Sekali pernah jumpa dengan Bu Cucum di pengajian ibu-ibu Masjid Baiturahman.

Saat itu Butet telah diterima di SMPN 3, sekolah favorit di Depok yang banyak menginspirasi serial ABG-nya. Dia menyabet NEM tertinggi di SDN Cipayung. Aku sengaja bicara agak keras kepada ibu-ibu di sebelahku, bahwa anakku Butet terpaksa kukeluarkan dari pengajian, karena guru mengajinya ngomong tak pantas.

“Siapa guru ngajinya, Bu?”

“Memang ada berapa guru mengaji anak-anak sekarang di sini?” balik aku bertanya. 

Kutahu persis, saat itu hanya Bu Cucum yang mengajar di situ.

“Dia gak tahu ‘kali, Bu.
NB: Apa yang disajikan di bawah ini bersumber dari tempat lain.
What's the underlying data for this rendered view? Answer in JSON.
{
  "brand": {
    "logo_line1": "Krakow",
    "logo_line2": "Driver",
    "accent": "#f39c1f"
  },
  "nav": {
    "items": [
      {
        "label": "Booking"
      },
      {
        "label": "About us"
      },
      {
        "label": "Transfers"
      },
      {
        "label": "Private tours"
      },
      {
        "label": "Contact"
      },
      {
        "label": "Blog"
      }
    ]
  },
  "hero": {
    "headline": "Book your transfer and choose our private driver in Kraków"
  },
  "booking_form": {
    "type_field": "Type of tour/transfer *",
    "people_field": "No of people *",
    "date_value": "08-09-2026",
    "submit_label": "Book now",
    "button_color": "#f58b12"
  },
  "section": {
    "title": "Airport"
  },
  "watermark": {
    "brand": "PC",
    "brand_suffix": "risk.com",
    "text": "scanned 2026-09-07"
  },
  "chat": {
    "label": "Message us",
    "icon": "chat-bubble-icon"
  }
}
Kalau Butet itu anaknya Pipiet Senja, seorang pengarang…”

“Ya Allah, Bu, jangan bilang begitu,” tukasku jengah sekali. “Anak siapa pun itu, kita tidak perlu menghina dan merendahkan harga dirinya. Itu tidak pantas dikatakan seorang guru, eh, guru mengaji pula!”

“Lagi suteres ‘kali gurunya…”

“Buktinya Butet sekarang sekolah di SMPN 3, ya Bu?”

“Gak ada satu pun anak-anak seangkatannya di sini yang diterima di sekolah favorit itu, Bu,” berkata seorang ibu.

“Oh, begitu ya Bu?” kuhela napas panjang, ada sebersit bangga dalam dada, tersimpan jauh di lubuk hati.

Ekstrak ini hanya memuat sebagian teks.